Until May 3, the international exhibition 'Artistic Intelligence' will be held at the 'Riga Stock Exchange' museum, dedicated to the interaction of indigenous knowledge, craftsmanship, and modern design, as well as the search for sustainable opportunities for the future in the fashion and textile industry.
The exhibition in Riga is one of the stops on the European tour of the project, and it can be visited alongside the exhibition 'The Snow is Melting. Japanese Art.' which is taking place in the Great Hall of the museum. The exhibition 'Artistic Intelligence' is the result of an international research residency implemented by the organization KNOTTO in collaboration with the European Union Pavilion at 'Expo 2025' in Osaka as part of the World Expo. Five artists, designers, and craftsmen from different European countries were selected through an open competition and spent a month in Japan, working with Japanese masters and creating joint research projects based on various cultural experiences.
The project addresses the question: how can ancestral knowledge help the modern fashion and textile industry? The exhibition emphasizes that traditional crafts are inherently sustainable. They are based on natural resources, manual labor, skill transmission, and long-term quality. Unlike short-term consumption, crafts remind us of values where not only the final result matters, but also the process of creation, the origin of materials, and the person applying this knowledge.
The title 'Artistic Intelligence' was chosen as a call to recognize the fragility and importance of manual labor, skills, and the people who preserve them. The project highlights that many craft traditions are currently at a critical moment: as masters age and the transmission of specialized skills declines, both the existence of individual crafts and the entire chain of interconnected knowledge are at risk.

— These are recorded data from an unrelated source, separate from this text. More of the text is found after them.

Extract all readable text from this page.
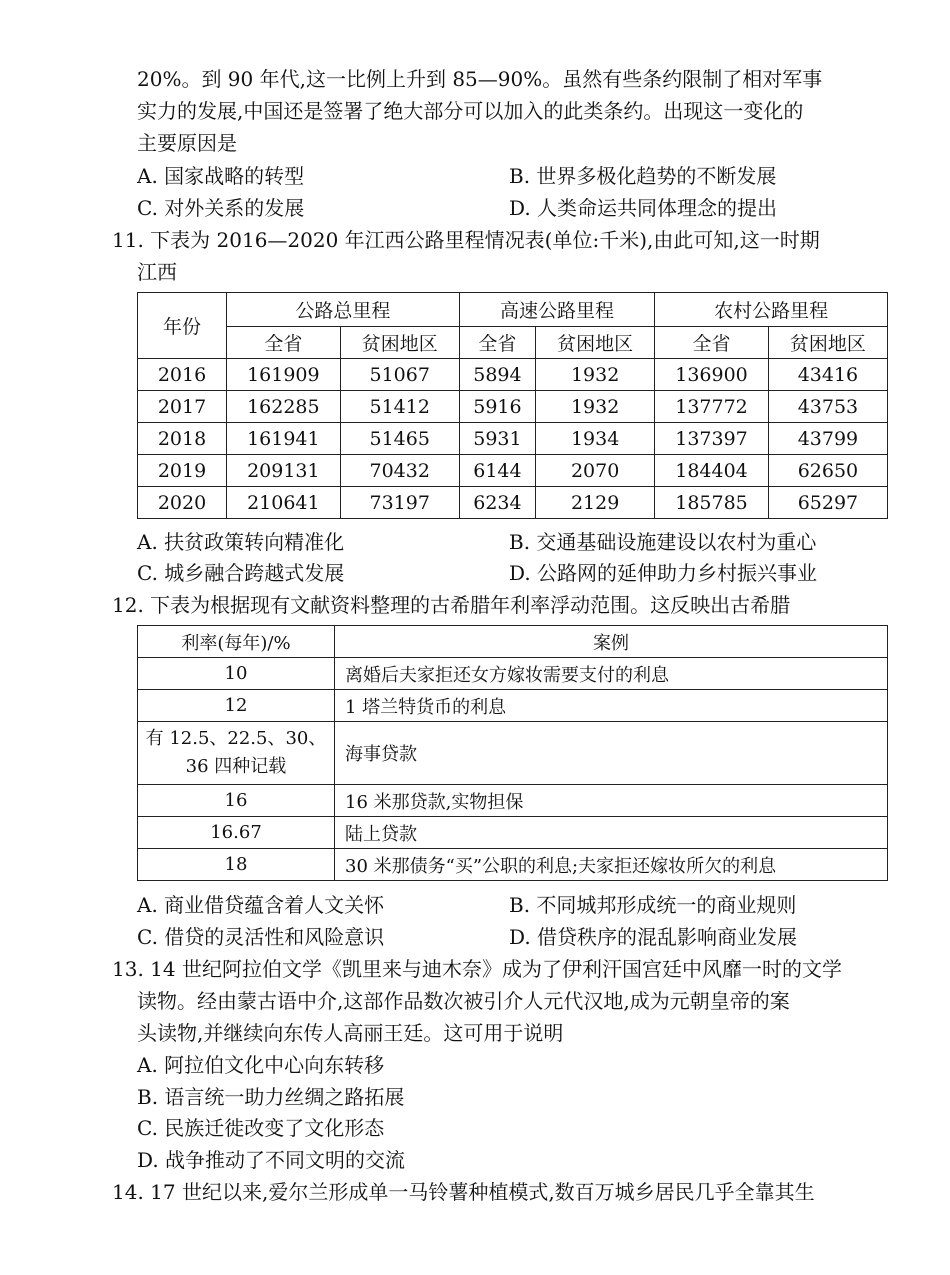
20%。到 90 年代,这一比例上升到 85—90%。虽然有些条约限制了相对军事
实力的发展,中国还是签署了绝大部分可以加入的此类条约。出现这一变化的
主要原因是
A. 国家战略的转型	B. 世界多极化趋势的不断发展
C. 对外关系的发展	D. 人类命运共同体理念的提出
11. 下表为 2016—2020 年江西公路里程情况表(单位:千米),由此可知,这一时期
江西
年份	公路总里程		高速公路里程		农村公路里程	
	全省	贫困地区	全省	贫困地区	全省	贫困地区
2016	161909	51067	5894	1932	136900	43416
2017	162285	51412	5916	1932	137772	43753
2018	161941	51465	5931	1934	137397	43799
2019	209131	70432	6144	2070	184404	62650
2020	210641	73197	6234	2129	185785	65297
A. 扶贫政策转向精准化	B. 交通基础设施建设以农村为重心
C. 城乡融合跨越式发展	D. 公路网的延伸助力乡村振兴事业
12. 下表为根据现有文献资料整理的古希腊年利率浮动范围。这反映出古希腊
利率(每年)/%	案例
10	离婚后夫家拒还女方嫁妆需要支付的利息
12	1 塔兰特货币的利息
有 12.5、22.5、30、
36 四种记载	海事贷款
16	16 米那贷款,实物担保
16.67	陆上贷款
18	30 米那债务“买”公职的利息;夫家拒还嫁妆所欠的利息
A. 商业借贷蕴含着人文关怀	B. 不同城邦形成统一的商业规则
C. 借贷的灵活性和风险意识	D. 借贷秩序的混乱影响商业发展
13. 14 世纪阿拉伯文学《凯里来与迪木奈》成为了伊利汗国宫廷中风靡一时的文学
读物。经由蒙古语中介,这部作品数次被引介人元代汉地,成为元朝皇帝的案
头读物,并继续向东传人高丽王廷。这可用于说明
A. 阿拉伯文化中心向东转移
B. 语言统一助力丝绸之路拓展
C. 民族迁徙改变了文化形态
D. 战争推动了不同文明的交流
14. 17 世纪以来,爱尔兰形成单一马铃薯种植模式,数百万城乡居民几乎全靠其生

The exhibition presents five stories of intercultural collaboration between European and Japanese creative professionals. Each of these projects highlights different approaches to craftsmanship – from silk weaving to ikebana, from socially responsible production to material recycling. At the same time, they all affirm that craftsmanship is not just a legacy of the past, but a living, evolving, and contemporary practice capable of creating new dialogues between cultures, generations, and ways of thinking.